As for the tasting? Well I’ve never seen Boy Lacer’s mouth open so wide as he tried to cram the whole lot in at once (he’s been watching me type this and has been pointing at the photo going “cake! cake! cake!”). Girl Lacer also liked it, as did Mr. Lacer but he said it made him over-sugared, which it did me to (I had to go and down a glass of water immediately after eating it) but that was just the icing. The cake itself was so lovely and light (if I do say so myself) how can something as simple as eggs, flour, milk, sugar and butter, taste so nice?

Songs of the Gorilla Nation: My Journey through Autism by Dawn Prince-Hughes

Thanks to a recommendation by Julie from Bookworm when she popped over to my blog one Sunday Salon, I’ve been reading Songs of the Gorilla Nation: My Journey through Autism by Dawn Prince-Hughes. An autobiography about one woman’s life with undiagnosed Asperger’s Syndrome and how she discovered herself through her work with gorillas.

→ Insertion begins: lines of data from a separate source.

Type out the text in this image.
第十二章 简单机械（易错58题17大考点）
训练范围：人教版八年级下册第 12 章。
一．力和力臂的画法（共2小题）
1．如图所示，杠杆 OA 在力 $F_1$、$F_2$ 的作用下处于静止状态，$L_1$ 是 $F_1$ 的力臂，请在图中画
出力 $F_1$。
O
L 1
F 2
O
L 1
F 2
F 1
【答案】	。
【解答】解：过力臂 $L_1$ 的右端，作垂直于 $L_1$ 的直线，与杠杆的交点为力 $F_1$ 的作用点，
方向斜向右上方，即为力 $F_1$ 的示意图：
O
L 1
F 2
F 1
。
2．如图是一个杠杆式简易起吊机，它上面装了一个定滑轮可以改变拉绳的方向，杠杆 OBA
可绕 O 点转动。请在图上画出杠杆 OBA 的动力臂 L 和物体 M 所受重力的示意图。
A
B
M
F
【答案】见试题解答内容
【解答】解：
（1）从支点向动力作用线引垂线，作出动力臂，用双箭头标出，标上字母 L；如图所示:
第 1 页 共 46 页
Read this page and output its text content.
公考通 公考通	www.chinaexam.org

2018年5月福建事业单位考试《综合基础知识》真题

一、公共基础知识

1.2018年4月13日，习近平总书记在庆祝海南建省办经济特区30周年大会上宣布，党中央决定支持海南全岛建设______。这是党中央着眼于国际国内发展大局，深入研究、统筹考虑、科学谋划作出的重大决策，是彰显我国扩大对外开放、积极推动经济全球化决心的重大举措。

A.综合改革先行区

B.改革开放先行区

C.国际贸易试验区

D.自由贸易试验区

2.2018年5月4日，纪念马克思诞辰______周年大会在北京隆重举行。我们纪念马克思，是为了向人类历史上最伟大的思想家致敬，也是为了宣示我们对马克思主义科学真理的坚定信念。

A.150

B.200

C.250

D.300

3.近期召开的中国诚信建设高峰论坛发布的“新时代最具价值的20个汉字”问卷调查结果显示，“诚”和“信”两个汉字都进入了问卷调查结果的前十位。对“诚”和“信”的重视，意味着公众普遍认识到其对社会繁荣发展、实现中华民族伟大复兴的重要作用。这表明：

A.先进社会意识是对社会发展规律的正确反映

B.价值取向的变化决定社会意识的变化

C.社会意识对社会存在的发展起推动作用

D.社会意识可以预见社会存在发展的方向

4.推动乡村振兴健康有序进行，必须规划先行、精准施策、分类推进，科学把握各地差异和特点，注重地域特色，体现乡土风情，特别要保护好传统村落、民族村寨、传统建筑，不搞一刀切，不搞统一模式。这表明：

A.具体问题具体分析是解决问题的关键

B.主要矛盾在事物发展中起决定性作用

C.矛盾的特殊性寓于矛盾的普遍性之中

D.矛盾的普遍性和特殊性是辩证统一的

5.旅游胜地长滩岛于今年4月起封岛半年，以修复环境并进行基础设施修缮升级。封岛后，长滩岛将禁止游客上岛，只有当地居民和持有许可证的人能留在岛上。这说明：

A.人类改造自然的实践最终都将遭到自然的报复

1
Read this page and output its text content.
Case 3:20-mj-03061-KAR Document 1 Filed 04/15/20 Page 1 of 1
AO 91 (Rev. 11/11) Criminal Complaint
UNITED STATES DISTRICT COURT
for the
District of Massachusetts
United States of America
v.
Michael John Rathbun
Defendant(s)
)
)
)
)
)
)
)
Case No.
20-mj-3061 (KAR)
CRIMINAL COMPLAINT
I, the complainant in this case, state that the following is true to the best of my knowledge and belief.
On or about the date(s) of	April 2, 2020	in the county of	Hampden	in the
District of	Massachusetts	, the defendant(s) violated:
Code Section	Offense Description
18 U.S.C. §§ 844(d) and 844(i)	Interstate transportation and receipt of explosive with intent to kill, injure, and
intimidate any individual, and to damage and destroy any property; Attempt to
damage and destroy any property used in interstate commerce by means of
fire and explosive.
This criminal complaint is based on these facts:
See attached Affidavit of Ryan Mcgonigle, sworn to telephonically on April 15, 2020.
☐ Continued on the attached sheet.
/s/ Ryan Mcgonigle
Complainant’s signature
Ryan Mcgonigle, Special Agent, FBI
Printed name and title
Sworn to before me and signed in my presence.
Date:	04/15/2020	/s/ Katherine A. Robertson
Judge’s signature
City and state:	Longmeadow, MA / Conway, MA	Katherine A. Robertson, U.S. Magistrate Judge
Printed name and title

Her life pre-gorillas was in part incredibly sad, although she had a happy family life, allowed to explore her wild side out in the countryside around her home, school was difficult and when she left home she drifted from couch to couch in various acquaintances houses to sleeping in doorways. Her life started towards more positive change when she actually got a job dancing in a strip joint, it gave her the security of a constant job and allowed her to feel more settled. She then felt brave enough to go to the zoo and that’s where she met the gorillas.

Through watching the gorillas and eventually working with them, she learnt about gorilla and consequently human behaviour. In the book she describes the gorilla families at the zoo so perfectly, you feel like you know them, feel their joy and feel their pain. She goes back into education and after gaining a PhD is now an adjunct professor of anthropology (according to the back of the book). It’s an inspiring book about the willingness to continue to strive to improve yourself and the fight to appear ‘normal’. Reading Prince-Hughes describe how she has to deliberately rather than intuitively like most people remember to smile and nod in all the right places. She reminded me of a duck on a river, still on top, feet desperately paddling underneath.

I’d recommend this book to anyone with autism in their family, I often wish I could see into my son’s mind. Prince-Hughes describes her first day at kindergarten, lining up with the other children whilst the parents looked on, a lot of the other children were screaming for the parents but she stayed still, feeling like it was pointless making a fuss because her world was about to end. When I take my son to playgroup I wonder if that’s going through my son’s head, his brief hesitation as we walk over the threshold or a brief whimper when I say goodbye are the only signs he’s not totally comfortable.

It’s interesting how she talks about signs of autism in the rest of her family to and about how she only had suspicion that she could be diagnosed when a nephew was diagnosed the same. Me and Mr. Lacer talk about this quite a lot, we both show certain autistic traits, both being socially awkward, me showing certain dyspraxic traits and my uncle almost certainly has undiagnosed Asperger’s and I wonder how Boy Lacer’s process towards a firm diagnosis (currently it’s ‘just’ social communication disorder probable autistic spectrum, the ‘probable’ will almost certainly be removed after his playgroup assessment next week, personally I think it’s Asperger’s and dyspraxia, will effect my uncle and my dad’s relationship towards him, which most of the time is on the side of being annoyed).

I also enjoyed this book for the writing about the gorillas, it brought back all the books I read about gorillas when I was a teenager (I wanted to work in the field with gorillas a la Gorillas in the Mist). So a great book on two fronts with the urgent message at the end that we need to look after our cousins who are really just like us.